摘要：我们提出了Multiloko，这是一种用于评估涵盖31种语言的LLM中多语言的新基准。 Multiloko由三个分区组成：一个主要分区，该分区由每种语言的500个问题组成，分别采购了与特定语言的本地相关，有两个翻译的分区，其中包含从30种非英语语言到英语的人类实现的翻译，反之亦然。为了进行比较，我们还发布了相应的机器作者的翻译。数据在两个拆分上平均分布：开发式分裂和盲目的，分布的测试拆分。 Multiloko可用于研究有关LLM的多语言以及有关多语言基准创建的元问题的各种问题。我们计算了11个基础的多曲科和聊天模型的多语言，并研究其平均表现，他们跨语言的表现均等，他们回答问题的能力取决于问题语言的能力以及哪些语言最困难。我们研究的模型在Multiloko上都没有很好的表现，这表明得分低，最佳评分语言之间的差异很大。此外，我们发现了问题语言的实质性效果，表明语言之间的次优知识转移。最后，我们发现，使用本地与英语翻译数据可能会导致最佳性能模型的差异超过20点，从而大大改变了某些语言的估计难度。对于使用机器而不是人类翻译，我们发现对语言难度的排序效果较弱，模型排名的差异更大，并且所有模型的估计性能都大大下降。

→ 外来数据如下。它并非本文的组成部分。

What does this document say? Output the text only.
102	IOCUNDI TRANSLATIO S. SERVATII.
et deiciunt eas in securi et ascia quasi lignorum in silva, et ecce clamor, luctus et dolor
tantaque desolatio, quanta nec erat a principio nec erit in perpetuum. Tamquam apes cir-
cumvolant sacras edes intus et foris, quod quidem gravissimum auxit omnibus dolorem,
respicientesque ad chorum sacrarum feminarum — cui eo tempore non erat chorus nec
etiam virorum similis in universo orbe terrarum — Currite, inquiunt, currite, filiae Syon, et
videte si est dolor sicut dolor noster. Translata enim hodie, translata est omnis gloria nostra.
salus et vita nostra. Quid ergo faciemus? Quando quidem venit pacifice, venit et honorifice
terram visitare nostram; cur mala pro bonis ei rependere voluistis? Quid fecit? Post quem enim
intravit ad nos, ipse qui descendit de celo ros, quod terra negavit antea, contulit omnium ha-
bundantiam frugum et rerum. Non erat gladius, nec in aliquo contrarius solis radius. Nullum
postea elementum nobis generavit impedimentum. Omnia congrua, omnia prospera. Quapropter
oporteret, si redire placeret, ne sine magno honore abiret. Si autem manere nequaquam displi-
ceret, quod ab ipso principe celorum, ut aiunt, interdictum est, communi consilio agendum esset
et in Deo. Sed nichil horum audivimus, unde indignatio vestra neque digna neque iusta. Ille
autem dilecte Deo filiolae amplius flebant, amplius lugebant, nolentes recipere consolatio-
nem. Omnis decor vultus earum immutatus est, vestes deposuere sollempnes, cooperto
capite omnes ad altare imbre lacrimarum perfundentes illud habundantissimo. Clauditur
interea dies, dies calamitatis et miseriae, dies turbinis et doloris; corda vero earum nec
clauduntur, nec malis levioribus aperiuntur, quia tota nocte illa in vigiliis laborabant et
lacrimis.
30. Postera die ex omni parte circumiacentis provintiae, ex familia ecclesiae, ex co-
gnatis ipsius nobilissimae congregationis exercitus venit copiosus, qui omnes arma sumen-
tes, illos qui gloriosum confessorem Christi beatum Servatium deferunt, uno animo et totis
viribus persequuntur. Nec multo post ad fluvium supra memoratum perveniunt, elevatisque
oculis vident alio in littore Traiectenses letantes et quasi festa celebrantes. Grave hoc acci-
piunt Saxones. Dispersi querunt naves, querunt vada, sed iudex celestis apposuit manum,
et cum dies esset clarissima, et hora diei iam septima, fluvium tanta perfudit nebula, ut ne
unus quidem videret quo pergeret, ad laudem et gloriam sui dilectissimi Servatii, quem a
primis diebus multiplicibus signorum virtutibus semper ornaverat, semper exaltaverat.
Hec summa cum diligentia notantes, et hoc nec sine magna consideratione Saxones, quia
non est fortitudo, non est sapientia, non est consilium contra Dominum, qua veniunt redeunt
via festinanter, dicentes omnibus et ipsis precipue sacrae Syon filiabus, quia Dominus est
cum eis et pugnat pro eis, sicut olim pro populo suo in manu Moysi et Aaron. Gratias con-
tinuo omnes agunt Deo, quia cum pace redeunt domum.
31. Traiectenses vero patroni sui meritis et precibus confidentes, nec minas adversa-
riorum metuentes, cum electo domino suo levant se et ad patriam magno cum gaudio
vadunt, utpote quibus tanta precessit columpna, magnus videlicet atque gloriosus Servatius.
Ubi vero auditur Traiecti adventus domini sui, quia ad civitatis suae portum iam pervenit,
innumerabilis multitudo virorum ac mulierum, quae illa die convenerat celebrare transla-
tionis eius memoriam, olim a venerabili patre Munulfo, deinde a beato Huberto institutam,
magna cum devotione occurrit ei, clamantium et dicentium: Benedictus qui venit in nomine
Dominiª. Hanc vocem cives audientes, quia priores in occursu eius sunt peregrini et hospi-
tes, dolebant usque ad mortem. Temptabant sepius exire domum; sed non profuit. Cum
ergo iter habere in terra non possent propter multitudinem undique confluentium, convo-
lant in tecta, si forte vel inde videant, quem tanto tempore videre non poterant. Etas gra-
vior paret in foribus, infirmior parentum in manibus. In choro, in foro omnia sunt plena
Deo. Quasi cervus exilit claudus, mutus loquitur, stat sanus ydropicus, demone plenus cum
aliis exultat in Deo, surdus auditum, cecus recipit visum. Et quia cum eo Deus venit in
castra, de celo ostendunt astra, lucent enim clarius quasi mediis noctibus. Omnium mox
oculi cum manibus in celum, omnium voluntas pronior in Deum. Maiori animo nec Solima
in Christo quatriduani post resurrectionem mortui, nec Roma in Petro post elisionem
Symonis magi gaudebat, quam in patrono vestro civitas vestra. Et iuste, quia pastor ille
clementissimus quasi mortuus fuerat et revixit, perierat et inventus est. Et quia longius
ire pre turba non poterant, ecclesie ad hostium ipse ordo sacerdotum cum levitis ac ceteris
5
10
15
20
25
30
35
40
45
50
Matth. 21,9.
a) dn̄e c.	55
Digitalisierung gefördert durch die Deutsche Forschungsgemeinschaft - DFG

Title: DICE: A Framework for Dimensional and Contextual Evaluation of Language Models

Authors: Aryan Shrivastava, Paula Akemi Aoyagui
Subjects: cs.CL, cs.HC
Abstract URL: https://arxiv.org/abs/2504.10359
Pdf URL: https://arxiv.org/pdf/2504.10359
Copy Paste: [[2504.10359]] DICE: A Framework for Dimensional and Contextual Evaluation of Language Models(https://arxiv.org/abs/2504.10359)
Keywords: language model
Abstract: Language models (LMs) are increasingly being integrated into a wide range of applications, yet the modern evaluation paradigm does not sufficiently reflect how they are actually being used. Current evaluations rely on benchmarks that often lack direct applicability to the real-world contexts in which LMs are being deployed. To address this gap, we propose Dimensional and Contextual Evaluation (DICE), an approach that evaluates LMs on granular, context-dependent dimensions. In this position paper, we begin by examining the insufficiency of existing LM benchmarks, highlighting their limited applicability to real-world use cases. Next, we propose a set of granular evaluation parameters that capture dimensions of LM behavior that are more meaningful to stakeholders across a variety of application domains. Specifically, we introduce the concept of context-agnostic parameters - such as robustness, coherence, and epistemic honesty - and context-specific parameters that must be tailored to the specific contextual constraints and demands of stakeholders choosing to deploy LMs into a particular setting. We then discuss potential approaches to operationalize this evaluation framework, finishing with the opportunities and challenges DICE presents to the LM evaluation landscape. Ultimately, this work serves as a practical and approachable starting point for context-specific and stakeholder-relevant evaluation of LMs.
摘要：语言模型（LMS）越来越多地集成到广泛的应用中，但是现代评估范式并不能充分反映它们实际使用的方式。当前的评估依赖于通常缺乏部署LMS的现实环境中直接适用性的基准。为了解决这一差距，我们提出了维度和上下文评估（DICE），这种方法可以评估LMS在颗粒状，上下文依赖性维度上。在该职位论文中，我们首先检查了现有的LM基准测试的不足，突出了它们对现实用例的有限适用性。接下来，我们提出了一组颗粒状评估参数，以捕获LM行为的维度，这些尺寸对各种应用程序域的利益相关者更有意义。具体而言，我们介绍了上下文不稳定参数的概念，例如鲁棒性，连贯性和认知诚实 - 以及必须针对选择将LMS部署LMS部署到特定环境的特定上下文约束和需求量身定制的上下文特定参数。然后，我们讨论了操作此评估框架的潜在方法，并结束了骰子对LM评估格局的挑战和挑战。最终，这项工作是对LMS的特定环境和利益相关者评估的实用且平易近人的起点。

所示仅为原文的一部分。